In this work we study indoor scene object placement. Given a 3D indoor scene and an object, the task is to predict placement locations within the scene. Empirical observations of data-driven approaches to the problem show their tendency to miss placement modes. We introduce a system which helps to address this flaw. We design a Domain Specific Language (DSL) that specifies object relational constraints. Upon execution, programs from our language predict possible placements from a partial scene and object. We design a generative model which writes these programs automatically. Available 3D scene datasets do not contain programs to train on, and naively extracted programs only predict the original placement location of scene objects. Training on these programs results in subpar performance so we introduce a new program bootstrapping algorithm that improves our system's performance compared to the naive approach. To quantify our qualitative observations, we introduce a new evaluation procedure which captures how well a system models per-object location distributions. We ask human annotators to label all the possible places an object can go in a scene and compare this set against locations produced by the system in question. Our system produces per-object location distributions more consistent with human annotators than those produced by existing data-driven approaches and a zero-shot approach using an LLM. While other systems degrade in performance when training data is sparse, our system does not degrade to the same degree.

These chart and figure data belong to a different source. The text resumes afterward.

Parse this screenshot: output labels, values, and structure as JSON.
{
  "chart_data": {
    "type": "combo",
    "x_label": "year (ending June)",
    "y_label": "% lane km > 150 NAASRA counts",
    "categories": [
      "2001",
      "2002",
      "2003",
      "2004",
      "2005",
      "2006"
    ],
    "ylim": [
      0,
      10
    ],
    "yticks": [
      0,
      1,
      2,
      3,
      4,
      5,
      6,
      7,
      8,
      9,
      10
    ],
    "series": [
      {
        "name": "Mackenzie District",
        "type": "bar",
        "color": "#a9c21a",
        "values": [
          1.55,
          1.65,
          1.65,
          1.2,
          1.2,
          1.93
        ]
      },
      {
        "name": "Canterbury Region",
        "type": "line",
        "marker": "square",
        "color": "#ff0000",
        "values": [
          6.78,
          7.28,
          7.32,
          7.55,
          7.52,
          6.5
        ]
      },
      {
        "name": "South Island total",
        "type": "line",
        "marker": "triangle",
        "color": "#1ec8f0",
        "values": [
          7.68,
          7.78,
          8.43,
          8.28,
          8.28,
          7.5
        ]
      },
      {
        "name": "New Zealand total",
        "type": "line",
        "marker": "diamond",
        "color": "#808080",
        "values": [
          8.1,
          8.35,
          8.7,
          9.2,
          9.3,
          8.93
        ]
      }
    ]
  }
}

翻译：本研究聚焦于室内场景中的物体放置问题。给定一个三维室内场景及一个物体，任务目标是预测该物体在场景中的可放置位置。对现有数据驱动方法的经验观察显示，这类方法易遗漏放置模式。为此，我们提出一种能弥补这一缺陷的系统。我们设计了一种领域特定语言（DSL），用于描述物体间的空间关系约束。通过执行该语言编写的程序，可从局部场景与物体出发预测可能的放置位置。我们进一步构建了一个可自动生成这类程序的生成式模型。现有三维场景数据集缺乏用于训练的程序，而直接提取的程序仅能预测场景中物体的原始放置位置。基于这些程序进行训练会导致性能欠佳，因此我们提出了一种新型程序自举算法，相较于朴素方法显著提升了系统性能。为量化定性观察结果，我们引入了一项新的评估流程，用于衡量系统对每个物体位置分布建模的准确性。我们邀请人工标注员标记场景中所有可能的物体放置位置，并将该集合与待评测系统生成的放置位置进行对比。实验表明，与现有数据驱动方法及基于大语言模型（LLM）的零样本方法相比，本系统生成的每个物体放置位置分布与人工标注结果更为一致。值得注意的是，当训练数据稀疏时，其他系统的性能会显著下降，而本系统的退化程度则远低于同类方法。